As significant investments were witnessed in the last five years from global funds and private equity players, partnering with local developers and logistic players, it has given a fillip to the warehousing industry in terms of the much-needed capital influx and augmented infrastructure. "Apparently, the cold storage has been identified as a thrust area to minimise post-harvest loss of horticulture products like fruits and vegetables. The infrastructure development projects such as Mega Food Parks and cold chains are being planned for both processing and storage of perishable commodities. This sector could see a big boost in near future," elaborates Commander Zadoo.
Working in tandem with the roadmap laid by the Government of India for the achievement of Sustainable Development Goals (SDGs), CWC has ushered in digitalisation in a big way. "The Warehouse Management System (WMS) was launched across all warehouses.

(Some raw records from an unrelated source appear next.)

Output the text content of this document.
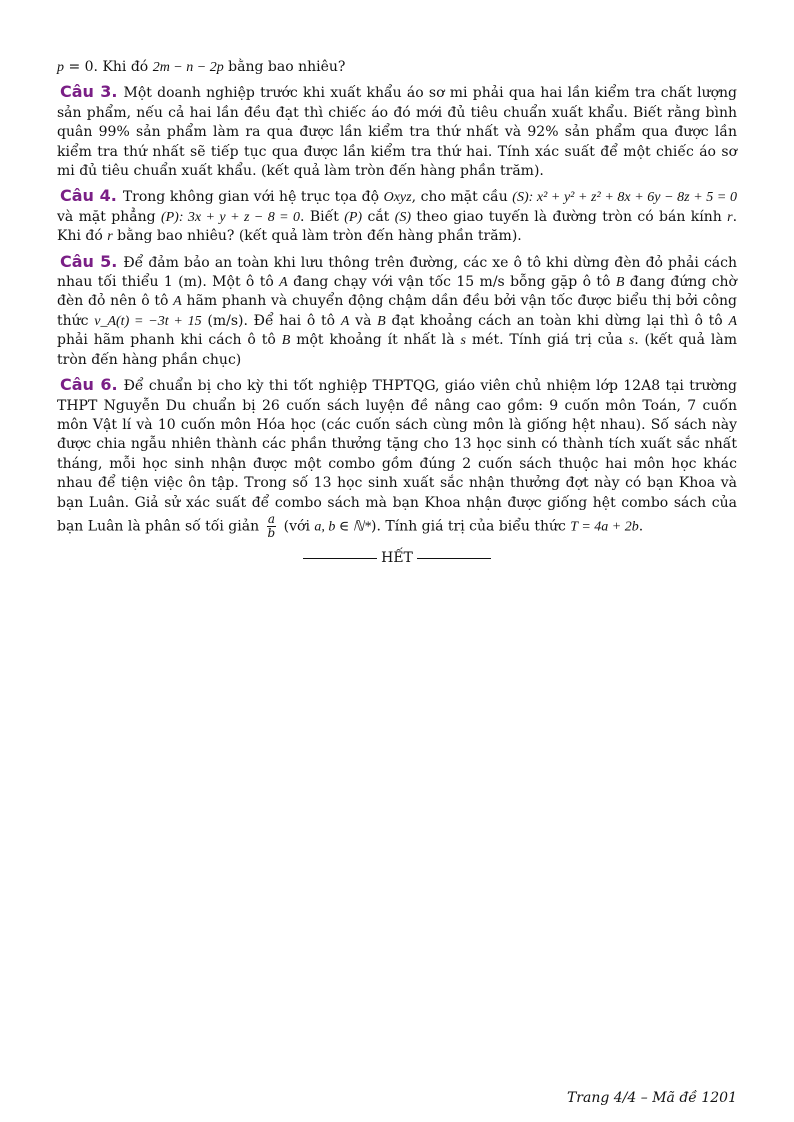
p = 0. Khi đó 2m − n − 2p bằng bao nhiêu?

Câu 3. Một doanh nghiệp trước khi xuất khẩu áo sơ mi phải qua hai lần kiểm tra chất lượng sản phẩm, nếu cả hai lần đều đạt thì chiếc áo đó mới đủ tiêu chuẩn xuất khẩu. Biết rằng bình quân 99% sản phẩm làm ra qua được lần kiểm tra thứ nhất và 92% sản phẩm qua được lần kiểm tra thứ nhất sẽ tiếp tục qua được lần kiểm tra thứ hai. Tính xác suất để một chiếc áo sơ mi đủ tiêu chuẩn xuất khẩu. (kết quả làm tròn đến hàng phần trăm).

Câu 4. Trong không gian với hệ trục tọa độ Oxyz, cho mặt cầu (S): x² + y² + z² + 8x + 6y − 8z + 5 = 0 và mặt phẳng (P): 3x + y + z − 8 = 0. Biết (P) cắt (S) theo giao tuyến là đường tròn có bán kính r. Khi đó r bằng bao nhiêu? (kết quả làm tròn đến hàng phần trăm).

Câu 5. Để đảm bảo an toàn khi lưu thông trên đường, các xe ô tô khi dừng đèn đỏ phải cách nhau tối thiểu 1 (m). Một ô tô A đang chạy với vận tốc 15 m/s bỗng gặp ô tô B đang đứng chờ đèn đỏ nên ô tô A hãm phanh và chuyển động chậm dần đều bởi vận tốc được biểu thị bởi công thức v_A(t) = −3t + 15 (m/s). Để hai ô tô A và B đạt khoảng cách an toàn khi dừng lại thì ô tô A phải hãm phanh khi cách ô tô B một khoảng ít nhất là s mét. Tính giá trị của s. (kết quả làm tròn đến hàng phần chục)

Câu 6. Để chuẩn bị cho kỳ thi tốt nghiệp THPTQG, giáo viên chủ nhiệm lớp 12A8 tại trường THPT Nguyễn Du chuẩn bị 26 cuốn sách luyện đề nâng cao gồm: 9 cuốn môn Toán, 7 cuốn môn Vật lí và 10 cuốn môn Hóa học (các cuốn sách cùng môn là giống hệt nhau). Số sách này được chia ngẫu nhiên thành các phần thưởng tặng cho 13 học sinh có thành tích xuất sắc nhất tháng, mỗi học sinh nhận được một combo gồm đúng 2 cuốn sách thuộc hai môn học khác nhau để tiện việc ôn tập. Trong số 13 học sinh xuất sắc nhận thưởng đợt này có bạn Khoa và bạn Luân. Giả sử xác suất để combo sách mà bạn Khoa nhận được giống hệt combo sách của bạn Luân là phân số tối giản $\frac{a}{b}$ (với a, b ∈ ℕ*). Tính giá trị của biểu thức T = 4a + 2b.

HẾT
Trang 4/4 – Mã đề 1201
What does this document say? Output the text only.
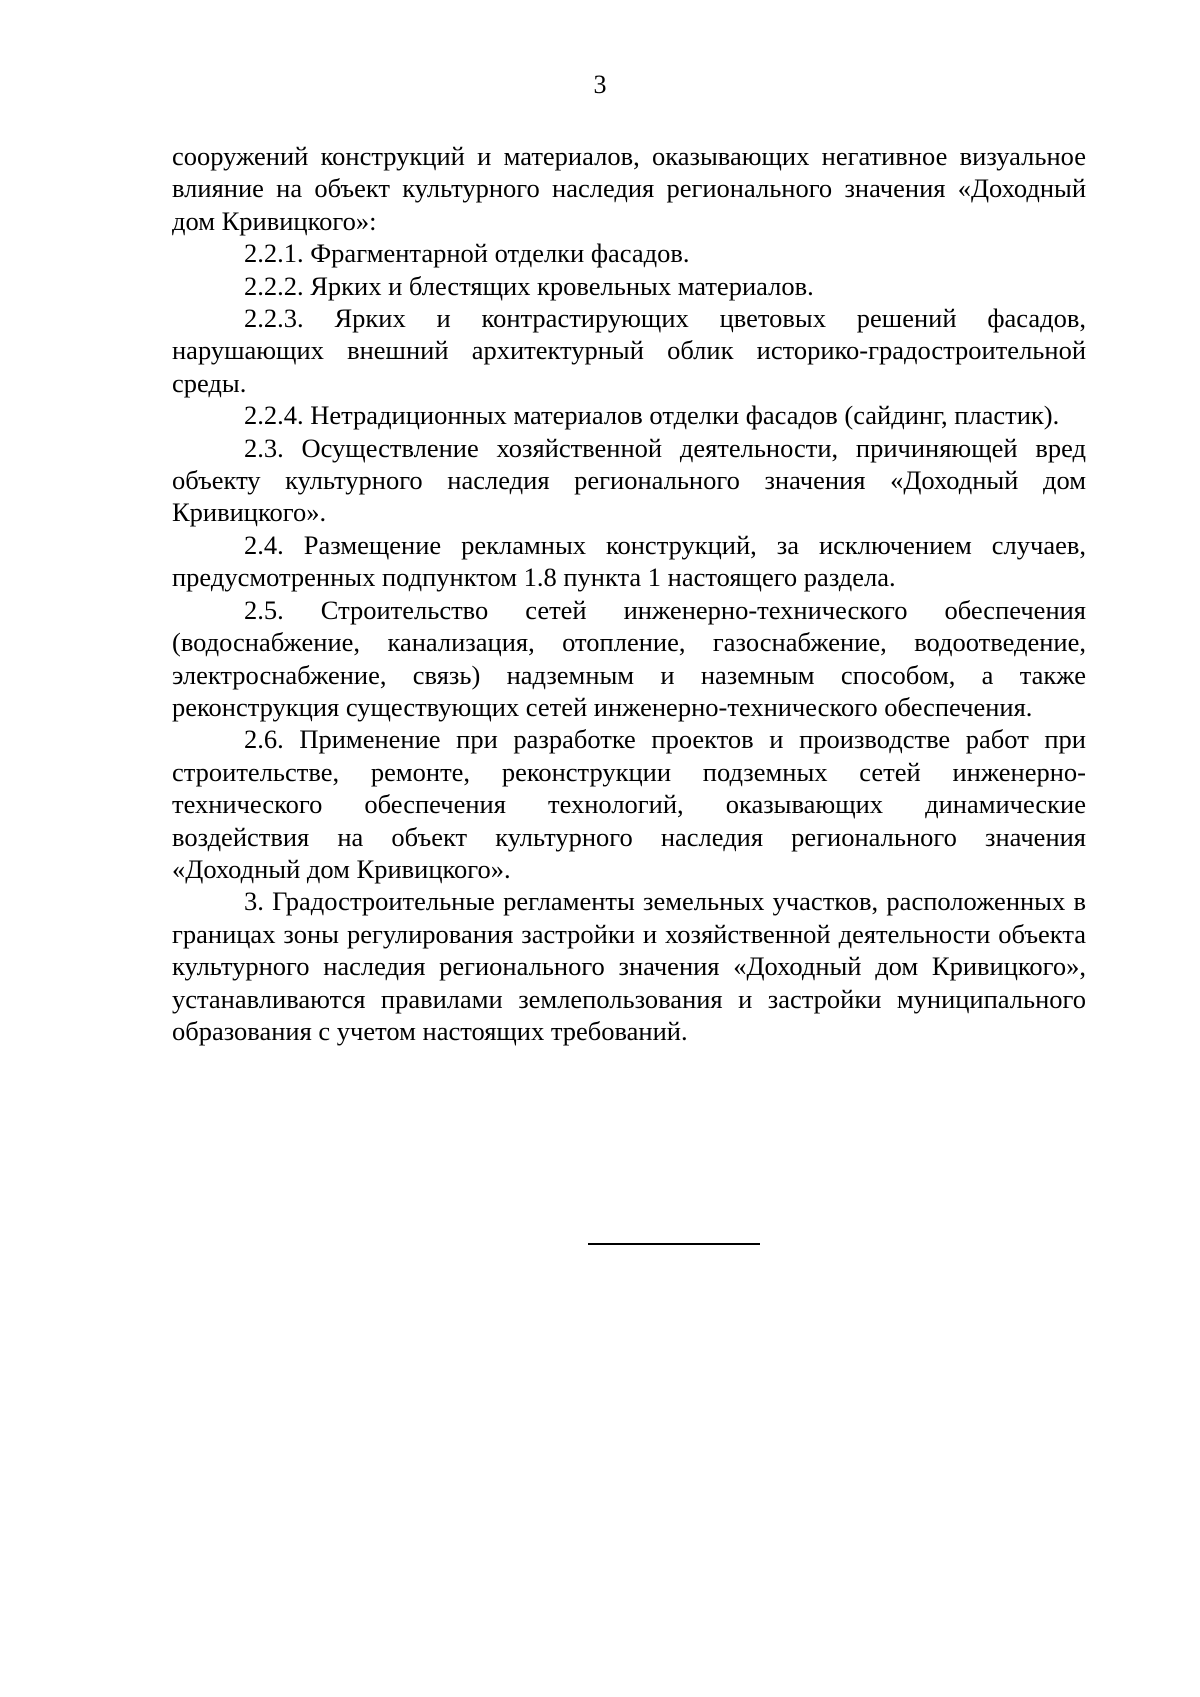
3

сооружений конструкций и материалов, оказывающих негативное визуальное влияние на объект культурного наследия регионального значения «Доходный дом Кривицкого»:

2.2.1. Фрагментарной отделки фасадов.

2.2.2. Ярких и блестящих кровельных материалов.

2.2.3. Ярких и контрастирующих цветовых решений фасадов, нарушающих внешний архитектурный облик историко-градостроительной среды.

2.2.4. Нетрадиционных материалов отделки фасадов (сайдинг, пластик).

2.3. Осуществление хозяйственной деятельности, причиняющей вред объекту культурного наследия регионального значения «Доходный дом Кривицкого».

2.4. Размещение рекламных конструкций, за исключением случаев, предусмотренных подпунктом 1.8 пункта 1 настоящего раздела.

2.5. Строительство сетей инженерно-технического обеспечения (водоснабжение, канализация, отопление, газоснабжение, водоотведение, электроснабжение, связь) надземным и наземным способом, а также реконструкция существующих сетей инженерно-технического обеспечения.

2.6. Применение при разработке проектов и производстве работ при строительстве, ремонте, реконструкции подземных сетей инженерно-технического обеспечения технологий, оказывающих динамические воздействия на объект культурного наследия регионального значения «Доходный дом Кривицкого».

3. Градостроительные регламенты земельных участков, расположенных в границах зоны регулирования застройки и хозяйственной деятельности объекта культурного наследия регионального значения «Доходный дом Кривицкого», устанавливаются правилами землепользования и застройки муниципального образования с учетом настоящих требований.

The storage of food grains is being undertaken with minimal losses in transportation and handling. Also, the food grains are being stored scientifically in the warehouses with regular prophylactic activities to bring down damage caused due to pests," he says.

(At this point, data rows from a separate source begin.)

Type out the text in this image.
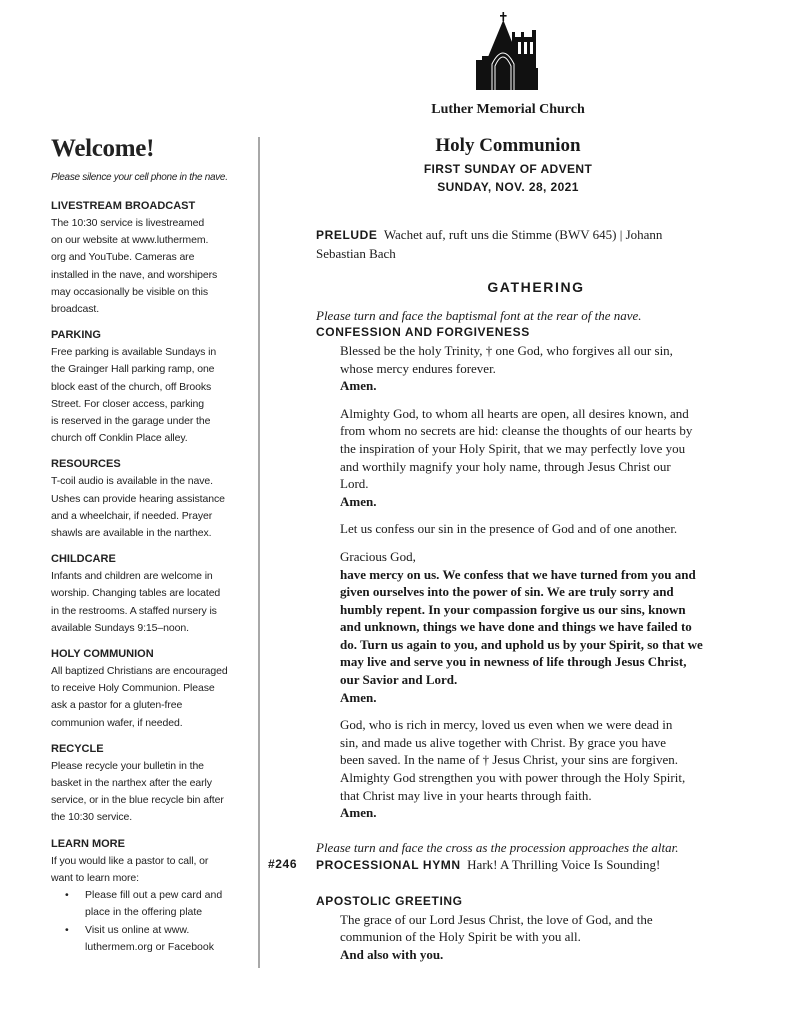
Luther Memorial Church
Welcome!
Please silence your cell phone in the nave.
LIVESTREAM BROADCAST
The 10:30 service is livestreamed
on our website at www.luthermem.
org and YouTube. Cameras are
installed in the nave, and worshipers
may occasionally be visible on this
broadcast.
PARKING
Free parking is available Sundays in
the Grainger Hall parking ramp, one
block east of the church, off Brooks
Street. For closer access, parking
is reserved in the garage under the
church off Conklin Place alley.
RESOURCES
T-coil audio is available in the nave.
Ushes can provide hearing assistance
and a wheelchair, if needed. Prayer
shawls are available in the narthex.
CHILDCARE
Infants and children are welcome in
worship. Changing tables are located
in the restrooms. A staffed nursery is
available Sundays 9:15–noon.
HOLY COMMUNION
All baptized Christians are encouraged
to receive Holy Communion. Please
ask a pastor for a gluten-free
communion wafer, if needed.
RECYCLE
Please recycle your bulletin in the
basket in the narthex after the early
service, or in the blue recycle bin after
the 10:30 service.
LEARN MORE
If you would like a pastor to call, or
want to learn more:
• Please fill out a pew card and
place in the offering plate
• Visit us online at www.
luthermem.org or Facebook
Holy Communion
FIRST SUNDAY OF ADVENT
SUNDAY, NOV. 28, 2021
PRELUDE Wachet auf, ruft uns die Stimme (BWV 645) | Johann
Sebastian Bach
GATHERING
Please turn and face the baptismal font at the rear of the nave.
CONFESSION AND FORGIVENESS
Blessed be the holy Trinity, † one God, who forgives all our sin,
whose mercy endures forever.
Amen.
Almighty God, to whom all hearts are open, all desires known, and
from whom no secrets are hid: cleanse the thoughts of our hearts by
the inspiration of your Holy Spirit, that we may perfectly love you
and worthily magnify your holy name, through Jesus Christ our
Lord.
Amen.
Let us confess our sin in the presence of God and of one another.
Gracious God,
have mercy on us. We confess that we have turned from you and
given ourselves into the power of sin. We are truly sorry and
humbly repent. In your compassion forgive us our sins, known
and unknown, things we have done and things we have failed to
do. Turn us again to you, and uphold us by your Spirit, so that we
may live and serve you in newness of life through Jesus Christ,
our Savior and Lord.
Amen.
God, who is rich in mercy, loved us even when we were dead in
sin, and made us alive together with Christ. By grace you have
been saved. In the name of † Jesus Christ, your sins are forgiven.
Almighty God strengthen you with power through the Holy Spirit,
that Christ may live in your hearts through faith.
Amen.
Please turn and face the cross as the procession approaches the altar.
#246 PROCESSIONAL HYMN Hark! A Thrilling Voice Is Sounding!
APOSTOLIC GREETING
The grace of our Lord Jesus Christ, the love of God, and the
communion of the Holy Spirit be with you all.
And also with you.
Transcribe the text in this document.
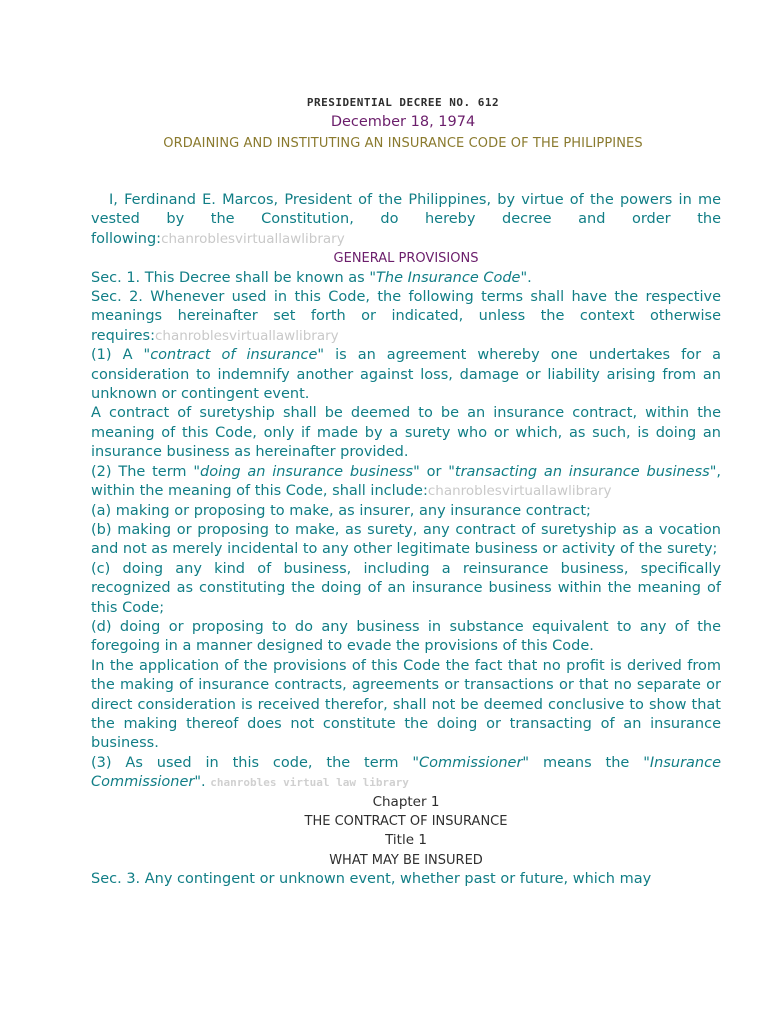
PRESIDENTIAL DECREE NO. 612
December 18, 1974
ORDAINING AND INSTITUTING AN INSURANCE CODE OF THE PHILIPPINES

I, Ferdinand E. Marcos, President of the Philippines, by virtue of the powers in me vested by the Constitution, do hereby decree and order the following:chanroblesvirtuallawlibrary

GENERAL PROVISIONS

Sec. 1. This Decree shall be known as "The Insurance Code".

Sec. 2. Whenever used in this Code, the following terms shall have the respective meanings hereinafter set forth or indicated, unless the context otherwise requires:chanroblesvirtuallawlibrary

(1) A "contract of insurance" is an agreement whereby one undertakes for a consideration to indemnify another against loss, damage or liability arising from an unknown or contingent event.

A contract of suretyship shall be deemed to be an insurance contract, within the meaning of this Code, only if made by a surety who or which, as such, is doing an insurance business as hereinafter provided.

(2) The term "doing an insurance business" or "transacting an insurance business", within the meaning of this Code, shall include:chanroblesvirtuallawlibrary

(a) making or proposing to make, as insurer, any insurance contract;

(b) making or proposing to make, as surety, any contract of suretyship as a vocation and not as merely incidental to any other legitimate business or activity of the surety;

(c) doing any kind of business, including a reinsurance business, specifically recognized as constituting the doing of an insurance business within the meaning of this Code;

(d) doing or proposing to do any business in substance equivalent to any of the foregoing in a manner designed to evade the provisions of this Code.

In the application of the provisions of this Code the fact that no profit is derived from the making of insurance contracts, agreements or transactions or that no separate or direct consideration is received therefor, shall not be deemed conclusive to show that the making thereof does not constitute the doing or transacting of an insurance business.

(3) As used in this code, the term "Commissioner" means the "Insurance Commissioner". chanrobles virtual law library

Chapter 1

THE CONTRACT OF INSURANCE

Title 1

WHAT MAY BE INSURED

Sec. 3. Any contingent or unknown event, whether past or future, which may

In addition, continuous training is imparted to farmers for safe and scientific storage of their stock post harvest. "In 2021-22, 60,000 farmers were trained as a part of the FESS programme. Further, the farmers are also encouraged to avail benefits of eNWRs (electronic negotiable warehouse receipts) and regular sessions are organised to connect them with the participating banks for facilitating stock financing and trading," adds Zadoo.